Die Beschwerde hat keinen Erfolg. Das Beschwerdevorbringen, auf dessen Überprüfung der Senat gemäß § 146 Abs. 4 Satz 6 VwGO beschränkt ist, rechtfertigt nicht die Änderung des angegriffenen Beschlusses.
Unzutreffend ist die Annahme, der Nachbarschutz gehe im unbeplanten Innenbereich weiter als im Plangebiet. Grundsätzlich ist der Nachbarschutz im Innenbereich nur zögernd demjenigen im Plangebiet angenähert worden (vgl. BVerwG, Urt. v. 16.9.1993 - 4 C 28.91 -, BVerwGE 94, 151 = NJW 1994, 1546). Insbesondere die Frage, welche Bauweise im Sinne des § 22 BauNVO vorherrscht, stellt sich im Zusammenhang mit § 8 NBauO ganz regelmäßig auch im Innenbereich (vgl. Große-Suchsdorf/Lindorf/Schmaltz/Wiechert, NBauO, 8. Aufl. 2006, § 8 Rdnr. 5; Boeddinghaus, BauR 2008, 1249); lässt sie sich - wie hier - eindeutig beantworten, besteht kein Grund, dem Nachbarn höheren Schutz zuzubilligen als bei gleicher Situation im Plangebiet. Hier zeigt der Auszug aus dem Liegenschaftskataster, dass die Grundstücke F.-straße 72 -88 im Übrigen bis zur Tiefe des jetzt genehmigten Hauses durchgängig bis zu den seitlichen Grenzen bebaut sind. Die einzige bisherige Lücke bestand danach auf dem Baugrundstück, das ebenfalls östlich an die Grenze gebaut war, entlang der Westgrenze jedoch einen schmalen Durchgang freiließ.
Der vorliegende Fall nötigt auch nicht zu einer abschließenden Beantwortung der Frage, ob die Genehmigung eines Fensters in einer Grenzwand Abwehrrechte gegen die Genehmigung eines an diese Grenze heranrückenden Gebäudes eröffnet. Bejaht hat dies weitgehend der frühere 6. Senat dieses Gerichts (Beschl. v. 20.10.1986 - 6 B 75/86 -, BRS 46 Nr. 179 = BauR 1987, 187; vgl. ferner Große-Suchsdorf/Lindorf/Schmaltz/ Wiechert, a.a.O., § 8 Rdnr. 52 m.w.N.); bei nicht im Sinne des § 43 Abs. 4 NBauO "notwendigen" Fenstern, deren Genehmigung nicht nachgewiesen ist, hat der Senat eine andere Position vertreten (Urt. v. 27.8.2008 - 1 KN 153/06 -, www.dbovg.niedersachsen.de).

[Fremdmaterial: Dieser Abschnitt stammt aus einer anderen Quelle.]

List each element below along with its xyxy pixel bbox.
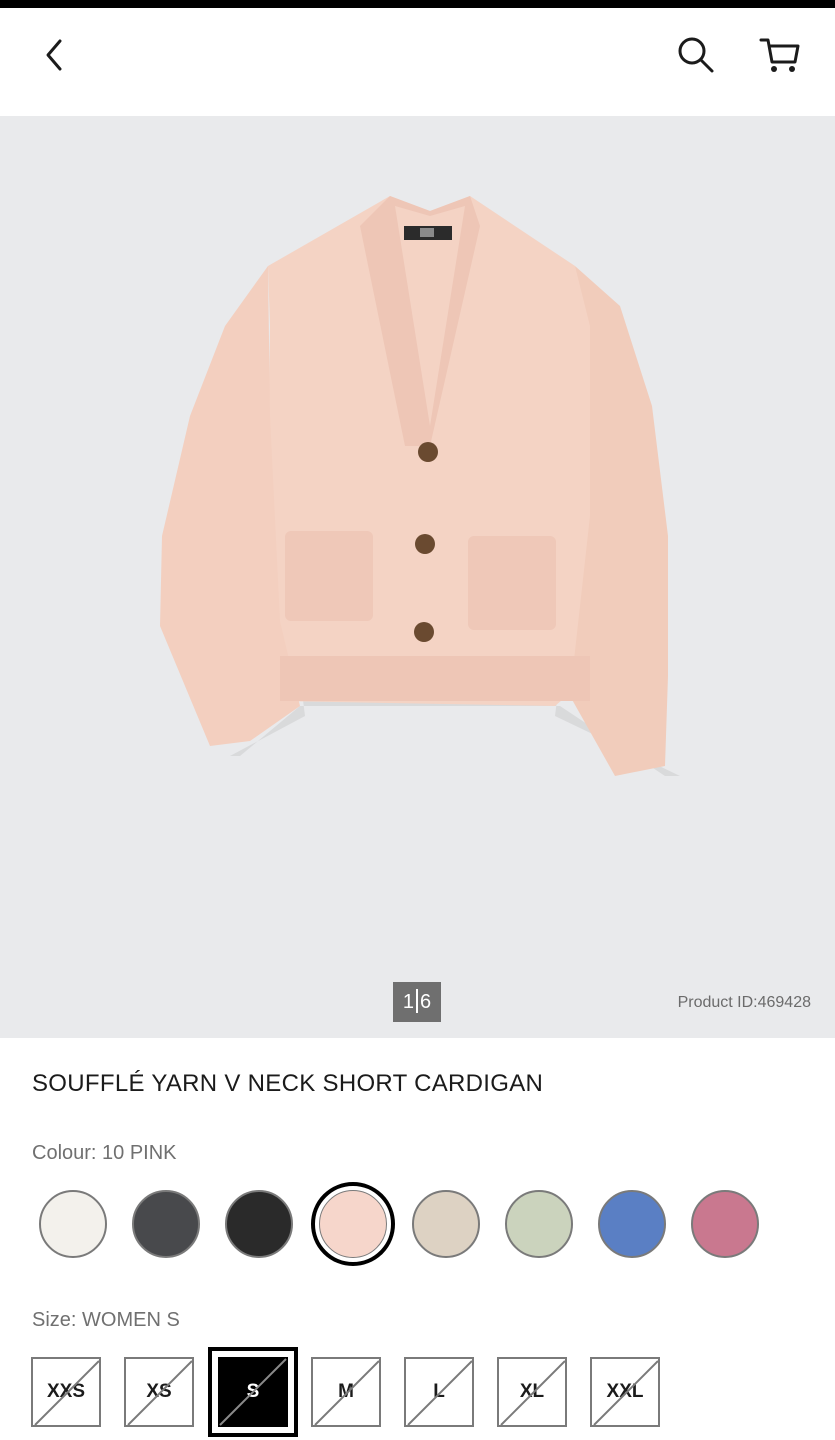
product-id: Product ID:469428 <box>677 994 811 1011</box>
size-option-xxl[interactable]: XXL <box>590 1357 660 1427</box>
size-option-s-fill: S <box>218 1357 288 1427</box>
colour-swatch-rose[interactable] <box>691 1190 759 1258</box>
unavailable-slash-icon <box>500 1360 565 1425</box>
unavailable-slash-icon <box>219 1358 287 1426</box>
size-option-xs[interactable]: XS <box>124 1357 194 1427</box>
product-image-cardigan <box>160 196 680 776</box>
size-label: Size: WOMEN S <box>32 1309 180 1331</box>
back-button[interactable] <box>28 30 82 80</box>
image-counter-total: 6 <box>420 991 432 1013</box>
image-counter: 16 <box>393 982 441 1022</box>
unavailable-slash-icon <box>407 1360 472 1425</box>
colour-swatch-blue[interactable] <box>598 1190 666 1258</box>
colour-swatch-pink-fill <box>319 1190 387 1258</box>
unavailable-slash-icon <box>127 1360 192 1425</box>
search-icon <box>678 37 714 73</box>
size-option-m[interactable]: M <box>311 1357 381 1427</box>
cart-button[interactable] <box>752 30 808 80</box>
product-image-gallery[interactable] <box>0 116 835 1038</box>
colour-label: Colour: 10 PINK <box>32 1142 177 1164</box>
top-navigation-bar <box>0 8 835 116</box>
unavailable-slash-icon <box>314 1360 379 1425</box>
colour-swatch-dark-gray[interactable] <box>132 1190 200 1258</box>
chevron-left-icon <box>46 39 62 71</box>
status-bar-border <box>0 0 835 8</box>
size-option-l[interactable]: L <box>404 1357 474 1427</box>
colour-swatch-black[interactable] <box>225 1190 293 1258</box>
colour-swatch-pink[interactable] <box>311 1182 395 1266</box>
size-option-xxs[interactable]: XXS <box>31 1357 101 1427</box>
image-counter-separator <box>416 989 418 1013</box>
search-button[interactable] <box>668 30 724 80</box>
colour-swatch-beige[interactable] <box>412 1190 480 1258</box>
size-option-xl[interactable]: XL <box>497 1357 567 1427</box>
image-counter-current: 1 <box>402 991 414 1013</box>
unavailable-slash-icon <box>34 1360 99 1425</box>
size-option-s[interactable]: S <box>208 1347 298 1437</box>
unavailable-slash-icon <box>593 1360 658 1425</box>
colour-swatch-light-green[interactable] <box>505 1190 573 1258</box>
colour-swatch-off-white[interactable] <box>39 1190 107 1258</box>
cart-icon <box>759 38 800 72</box>
product-title: SOUFFLÉ YARN V NECK SHORT CARDIGAN <box>32 1070 544 1097</box>
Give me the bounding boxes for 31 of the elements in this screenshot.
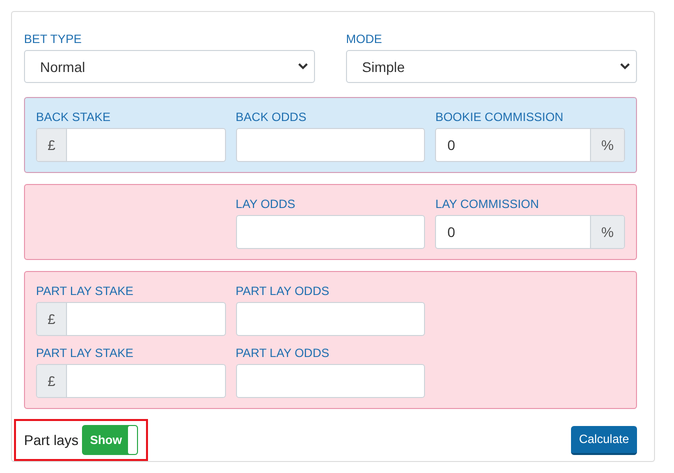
field-label: PART LAY STAKE — [36, 284, 134, 298]
field-label: PART LAY ODDS — [236, 346, 330, 360]
input-field[interactable] — [236, 302, 426, 336]
input-field[interactable] — [236, 364, 426, 398]
chevron-down-icon — [298, 63, 308, 70]
calculate-button[interactable]: Calculate — [570, 426, 637, 454]
field-label: PART LAY ODDS — [236, 284, 330, 298]
field-label: BOOKIE COMMISSION — [435, 110, 564, 124]
input-field[interactable] — [236, 215, 426, 249]
percent-addon: % — [590, 216, 624, 248]
currency-addon: £ — [37, 129, 67, 161]
field-label: BACK ODDS — [236, 110, 308, 124]
input-field[interactable]: 0 % — [435, 215, 625, 249]
select-field[interactable]: Simple — [346, 50, 637, 83]
select-field[interactable]: Normal — [24, 50, 315, 83]
select-label: MODE — [346, 32, 383, 46]
input-field[interactable]: £ — [36, 128, 226, 162]
field-label: LAY COMMISSION — [435, 197, 540, 211]
input-field[interactable] — [236, 128, 426, 162]
input-field[interactable]: £ — [36, 364, 226, 398]
part-lays-label: Part lays — [24, 432, 78, 448]
percent-addon: % — [590, 129, 624, 161]
select-label: BET TYPE — [24, 32, 83, 46]
currency-addon: £ — [37, 365, 67, 397]
input-field[interactable]: £ — [36, 302, 226, 336]
input-field[interactable]: 0 % — [435, 128, 625, 162]
currency-addon: £ — [37, 303, 67, 335]
field-label: PART LAY STAKE — [36, 346, 134, 360]
chevron-down-icon — [620, 63, 630, 70]
field-label: BACK STAKE — [36, 110, 112, 124]
field-label: LAY ODDS — [236, 197, 296, 211]
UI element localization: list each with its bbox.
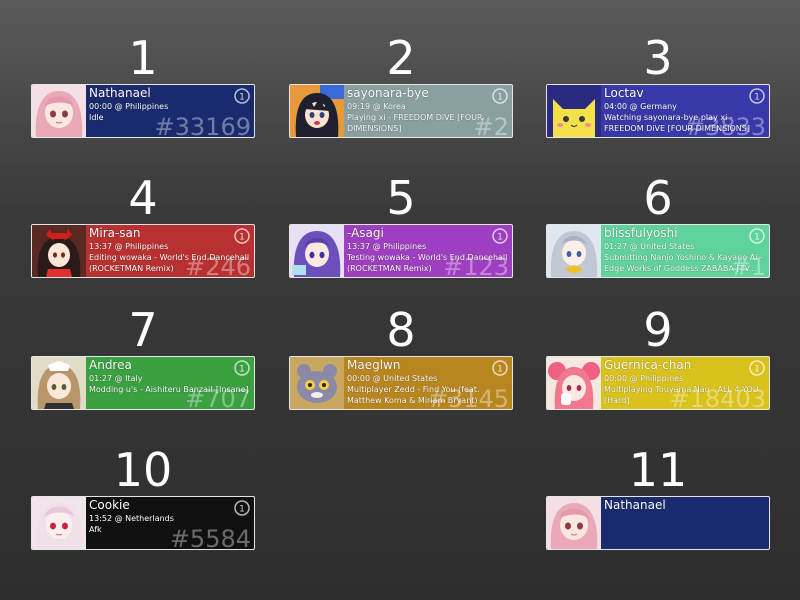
user-card[interactable]: Maeglwn 00:00 @ United States Multiplaye…	[289, 356, 513, 410]
avatar[interactable]	[547, 497, 601, 549]
osu-mode-icon: 1	[749, 360, 765, 376]
avatar[interactable]	[290, 225, 344, 277]
slot-number: 6	[643, 171, 673, 225]
user-slot-6: 6 blissfulyoshi 01:27 @ United States Su…	[546, 170, 770, 290]
osu-mode-icon: 1	[749, 228, 765, 244]
slot-number: 8	[386, 303, 416, 357]
slot-number: 1	[128, 31, 158, 85]
time-location: 00:00 @ Philippines	[604, 374, 684, 383]
slot-number: 4	[128, 171, 158, 225]
mode-icon-label: 1	[497, 93, 503, 103]
mode-icon-label: 1	[239, 93, 245, 103]
time-location: 00:00 @ Philippines	[89, 102, 169, 111]
avatar[interactable]	[32, 85, 86, 137]
avatar[interactable]	[290, 85, 344, 137]
user-slot-3: 3 Loctav 04:00 @ Germany Watching sayona…	[546, 30, 770, 150]
username: blissfulyoshi	[604, 226, 678, 240]
mode-icon-label: 1	[754, 93, 760, 103]
user-card[interactable]: Andrea 01:27 @ Italy Modding u's - Aishi…	[31, 356, 255, 410]
mode-icon-label: 1	[239, 233, 245, 243]
avatar[interactable]	[32, 497, 86, 549]
osu-mode-icon: 1	[749, 88, 765, 104]
avatar[interactable]	[290, 357, 344, 409]
username: Loctav	[604, 86, 644, 100]
username: -Asagi	[347, 226, 384, 240]
user-slot-10: 10 Cookie 13:52 @ Netherlands Afk #5584 …	[31, 442, 255, 562]
user-card[interactable]: Nathanael	[546, 496, 770, 550]
username: sayonara-bye	[347, 86, 429, 100]
user-card[interactable]: Mira-san 13:37 @ Philippines Editing wow…	[31, 224, 255, 278]
time-location: 09:19 @ Korea	[347, 102, 406, 111]
mode-icon-label: 1	[754, 365, 760, 375]
slot-number: 2	[386, 31, 416, 85]
slot-number: 7	[128, 303, 158, 357]
osu-mode-icon: 1	[492, 228, 508, 244]
rank-text: #246	[185, 253, 251, 278]
user-slot-2: 2 sayonara-bye 09:19 @ Korea Playing xi …	[289, 30, 513, 150]
username: Cookie	[89, 498, 130, 512]
avatar[interactable]	[547, 357, 601, 409]
slot-number: 5	[386, 171, 416, 225]
rank-text: #18403	[669, 385, 766, 410]
user-slot-7: 7 Andrea 01:27 @ Italy Modding u's - Ais…	[31, 302, 255, 422]
user-card[interactable]: -Asagi 13:37 @ Philippines Testing wowak…	[289, 224, 513, 278]
user-slot-5: 5 -Asagi 13:37 @ Philippines Testing wow…	[289, 170, 513, 290]
username: Nathanael	[604, 498, 666, 512]
time-location: 04:00 @ Germany	[604, 102, 677, 111]
username: Mira-san	[89, 226, 141, 240]
time-location: 13:37 @ Philippines	[347, 242, 427, 251]
user-slot-8: 8 Maeglwn 00:00 @ United States Multipla…	[289, 302, 513, 422]
user-card[interactable]: Loctav 04:00 @ Germany Watching sayonara…	[546, 84, 770, 138]
rank-text: #707	[185, 385, 251, 410]
rank-text: #123	[443, 253, 509, 278]
username: Nathanael	[89, 86, 151, 100]
avatar[interactable]	[32, 225, 86, 277]
time-location: 01:27 @ United States	[604, 242, 695, 251]
avatar[interactable]	[32, 357, 86, 409]
osu-mode-icon: 1	[234, 228, 250, 244]
mode-icon-label: 1	[754, 233, 760, 243]
username: Andrea	[89, 358, 132, 372]
osu-mode-icon: 1	[234, 360, 250, 376]
osu-mode-icon: 1	[492, 360, 508, 376]
slot-number: 3	[643, 31, 673, 85]
user-slot-11: 11 Nathanael	[546, 442, 770, 562]
time-location: 13:37 @ Philippines	[89, 242, 169, 251]
avatar[interactable]	[547, 85, 601, 137]
slot-number: 10	[113, 443, 173, 497]
rank-text: #5584	[169, 525, 251, 550]
osu-mode-icon: 1	[234, 88, 250, 104]
mode-icon-label: 1	[239, 505, 245, 515]
mode-icon-label: 1	[497, 365, 503, 375]
rank-text: #3833	[684, 113, 766, 138]
rank-text: #1	[730, 253, 766, 278]
username: Guernica-chan	[604, 358, 692, 372]
rank-text: #33169	[154, 113, 251, 138]
time-location: 13:52 @ Netherlands	[89, 514, 174, 523]
osu-mode-icon: 1	[234, 500, 250, 516]
username: Maeglwn	[347, 358, 401, 372]
rank-text: #3145	[427, 385, 509, 410]
user-card[interactable]: sayonara-bye 09:19 @ Korea Playing xi - …	[289, 84, 513, 138]
mode-icon-label: 1	[497, 233, 503, 243]
user-card[interactable]: Cookie 13:52 @ Netherlands Afk #5584 1	[31, 496, 255, 550]
slot-number: 9	[643, 303, 673, 357]
rank-text: #2	[473, 113, 509, 138]
slot-number: 11	[628, 443, 688, 497]
user-card[interactable]: Nathanael 00:00 @ Philippines Idle #3316…	[31, 84, 255, 138]
avatar[interactable]	[547, 225, 601, 277]
mode-icon-label: 1	[239, 365, 245, 375]
user-card[interactable]: Guernica-chan 00:00 @ Philippines Multip…	[546, 356, 770, 410]
time-location: 00:00 @ United States	[347, 374, 438, 383]
user-card[interactable]: blissfulyoshi 01:27 @ United States Subm…	[546, 224, 770, 278]
user-slot-4: 4 Mira-san 13:37 @ Philippines Editing w…	[31, 170, 255, 290]
user-slot-1: 1 Nathanael 00:00 @ Philippines Idle #33…	[31, 30, 255, 150]
osu-mode-icon: 1	[492, 88, 508, 104]
user-slot-9: 9 Guernica-chan 00:00 @ Philippines Mult…	[546, 302, 770, 422]
time-location: 01:27 @ Italy	[89, 374, 143, 383]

Auch im vorliegenden Fall geht es nicht um notwendige Fenster, weil ein Treppenhaus kein Aufenthaltsraum im Sinne des § 43 Abs. 1 NBauO ist. Glasbausteine würden im Übrigen die Anforderungen an notwendige Fenster auch nicht erfüllen (vgl. Große-Suchsdorf/Lindorf/Schmaltz/Wiechert, a.a.O., § 43 Rdnr. 26).
Die 1912 erteilte Baugenehmigung hatte darüber hinaus nicht den Inhalt, dass auf Dauer ein Lichteinfall durch die Glasbausteine gewährleistet werden sollte. Ursprünglich sahen die Bauzeichnungen an dieser Stelle Fenster für das Treppenhaus vor. Das wurde beanstandet. Nach dem Gutachten der Baukommission vom 27. März 1912 hatten deshalb an die Stelle der Fenster in der Brandmauer Glasbausteine zu treten und war der Treppenflur mit Oberlicht zu versehen. Entsprechende Grüneintragungen erhielten die genehmigten Bauzeichnungen.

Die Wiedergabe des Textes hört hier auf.